La région de Kasserine illustre parfaitement les retombées positives de cette évolution, elle concentre aujourd’hui 37 % du chiffre d’affaires national de la filière et 30 % des investissements réalisés. L’adoption de bonnes pratiques agricoles et la généralisation de la production biologique ont multiplié par cinq la superficie cultivée certifiée bio. Les producteurs locaux ont vu le prix de vente de leurs fruits tripler, et la rémunération des ouvrières agricoles a augmenté de 120 %, dynamisant ainsi la région.
Une reconnaissance internationale et une diversification des usages
L’huile de pépins de figue de barbarie tunisienne est devenue un véritable symbole de la nouvelle cosmétique tunisienne à l’échelle mondiale. En 2021, la Tunisie est devenue le premier pays au monde à publier une norme technique spécifique pour cette huile, renforçant la confiance des marchés internationaux dans la qualité de ses produits.
Parallèlement à cette reconnaissance, la filière a élargi son catalogue avec des produits innovants valorisant l’ensemble du fruit dans une approche d’économie circulaire. Cette diversification témoigne du savoir-faire croissant des entreprises locales et d’une volonté affirmée d’innover pour conquérir de nouveaux marchés.

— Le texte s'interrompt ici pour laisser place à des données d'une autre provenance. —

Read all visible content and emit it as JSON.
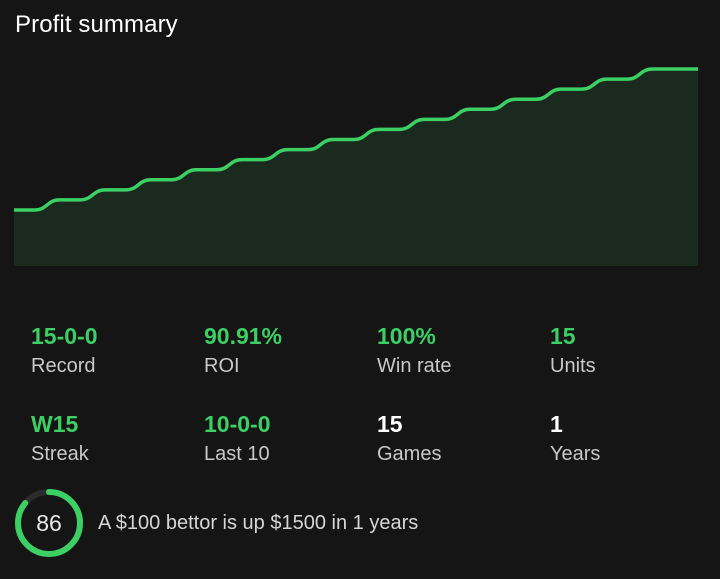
{
  "title": "Profit summary",
  "colors": {
    "accent": "#3ccf63",
    "chart_fill": "#1b2a1f",
    "background": "#151515"
  },
  "chart_data": {
    "type": "area",
    "x": [
      1,
      2,
      3,
      4,
      5,
      6,
      7,
      8,
      9,
      10,
      11,
      12,
      13,
      14,
      15
    ],
    "values": [
      1,
      2,
      3,
      4,
      5,
      6,
      7,
      8,
      9,
      10,
      11,
      12,
      13,
      14,
      15
    ],
    "title": "",
    "xlabel": "",
    "ylabel": "",
    "grid": false
  },
  "stats": [
    {
      "value": "15-0-0",
      "label": "Record",
      "highlight": true
    },
    {
      "value": "90.91%",
      "label": "ROI",
      "highlight": true
    },
    {
      "value": "100%",
      "label": "Win rate",
      "highlight": true
    },
    {
      "value": "15",
      "label": "Units",
      "highlight": true
    },
    {
      "value": "W15",
      "label": "Streak",
      "highlight": true
    },
    {
      "value": "10-0-0",
      "label": "Last 10",
      "highlight": true
    },
    {
      "value": "15",
      "label": "Games",
      "highlight": false
    },
    {
      "value": "1",
      "label": "Years",
      "highlight": false
    }
  ],
  "footer": {
    "score": "86",
    "score_fraction": 0.86,
    "text": "A $100 bettor is up $1500 in 1 years"
  }
}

En outre, la création de l’Association Nationale de Développement du Cactus (ANADEC) en 2018 a permis de fédérer les acteurs clés de la filière, favorisant la coordination des initiatives et le dialogue avec les pouvoirs publics. Le secteur bénéficie également de l’appui actif des institutions tunisiennes, le Centre de Promotion des Exportations (CEPEX) organise des actions de promotion et de mise en relation à l’international, tandis que des programmes de formation et des concours d’innovation sont lancés pour stimuler la compétitivité et la créativité.
L’Agence de Vulgarisation et de Formation Agricole (AVFA), quant à elle, s’apprête à lancer un programme de formation continue entièrement dédié au figuier de barbarie, témoignant de la reconnaissance croissante de cette culture dans le paysage agricole national.

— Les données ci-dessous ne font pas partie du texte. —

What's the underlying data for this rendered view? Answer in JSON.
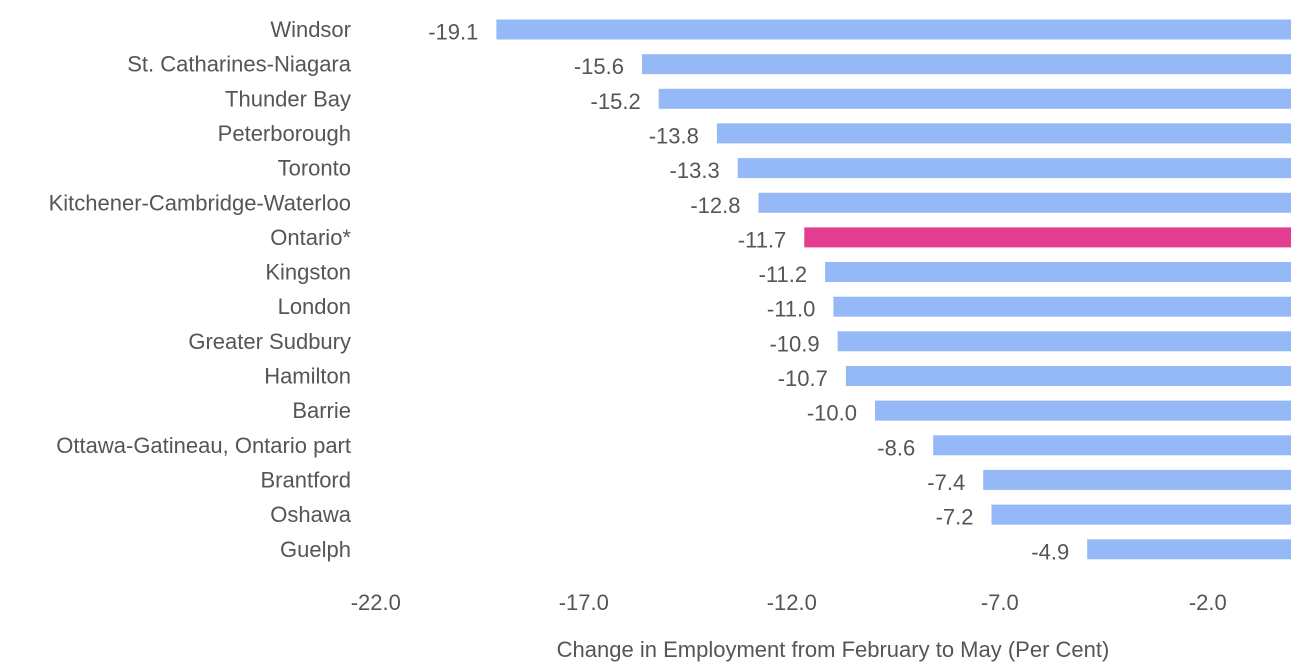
{
  "chart_data": {
    "type": "bar",
    "orientation": "horizontal",
    "title": "",
    "xlabel": "Change in Employment from February to May (Per Cent)",
    "ylabel": "",
    "xlim": [
      -22.0,
      0.0
    ],
    "xticks": [
      -22.0,
      -17.0,
      -12.0,
      -7.0,
      -2.0
    ],
    "xtick_labels": [
      "-22.0",
      "-17.0",
      "-12.0",
      "-7.0",
      "-2.0"
    ],
    "grid": false,
    "legend": "none",
    "colors": {
      "default": "#95b8f6",
      "highlight": "#e33d8f"
    },
    "categories": [
      "Windsor",
      "St. Catharines-Niagara",
      "Thunder Bay",
      "Peterborough",
      "Toronto",
      "Kitchener-Cambridge-Waterloo",
      "Ontario*",
      "Kingston",
      "London",
      "Greater Sudbury",
      "Hamilton",
      "Barrie",
      "Ottawa-Gatineau, Ontario part",
      "Brantford",
      "Oshawa",
      "Guelph"
    ],
    "values": [
      -19.1,
      -15.6,
      -15.2,
      -13.8,
      -13.3,
      -12.8,
      -11.7,
      -11.2,
      -11.0,
      -10.9,
      -10.7,
      -10.0,
      -8.6,
      -7.4,
      -7.2,
      -4.9
    ],
    "value_labels": [
      "-19.1",
      "-15.6",
      "-15.2",
      "-13.8",
      "-13.3",
      "-12.8",
      "-11.7",
      "-11.2",
      "-11.0",
      "-10.9",
      "-10.7",
      "-10.0",
      "-8.6",
      "-7.4",
      "-7.2",
      "-4.9"
    ],
    "highlight_category": "Ontario*"
  }
}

Par ailleurs, d’autres institutions investissent des domaines complémentaires : le Groupement Interprofessionnel des Fruits (GIFRUITS) a récemment lancé « Cactus Innov », le tout premier concours d’innovation dédié à cette filière. L’Office National de l’Artisanat, de son côté, a clôturé avec succès la première édition du concours ARTITERROIR, mettant à l’honneur des créations artisanales inspirées du cactus. Enfin, le Ministère du Tourisme s’implique activement dans la valorisation du cactus à travers le développement d’expériences immersives dans les régions de Nabeul et Kairouan, contribuant à l’intégration de cette ressource dans une nouvelle offre touristique durable et territorialisée.
Malgré ces succès, la filière doit relever des défis importants, notamment la lutte contre la cochenille, un ravageur qui menace les plantations. Une stratégie nationale intégrée alliant lutte biologique, avec la libération de prédateurs naturels, et recherche de variétés résistantes, est mise en œuvre pour préserver la pérennité des cultures.

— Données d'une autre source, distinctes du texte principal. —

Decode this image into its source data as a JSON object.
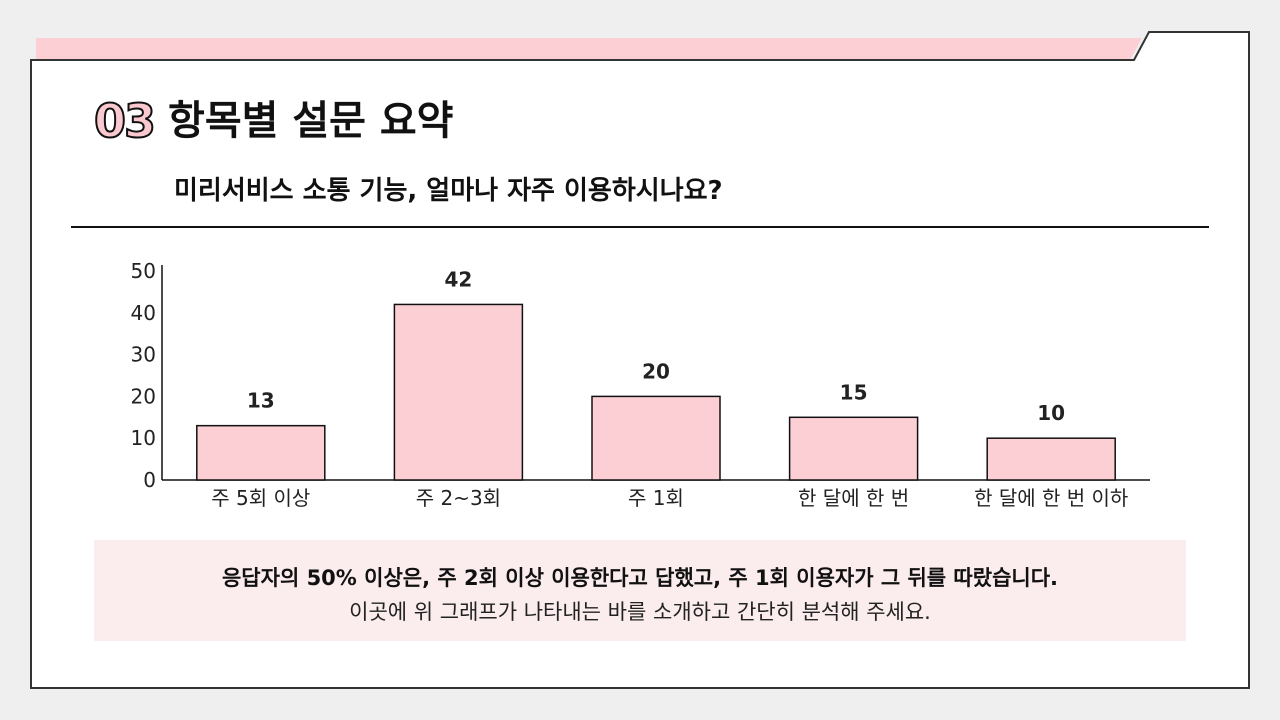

Cette approche intégrée illustre la maturité et la résilience croissantes de la filière, qui s’appuie sur des partenariats solides entre secteur privé, institutions publiques et producteurs.
L’ascension de la figue de barbarie tunisienne illustre comment une filière longtemps délaissée peut devenir un moteur de croissance économique et sociale, en valorisant les ressources locales et en s’appuyant sur l’innovation, la collaboration et l’entrepreneuriat inclusif. Cette success story, désormais documentée dans une publication récente de l’ONUDI, offre un modèle inspirant pour d’autres secteurs en quête de compétitivité et de durabilité.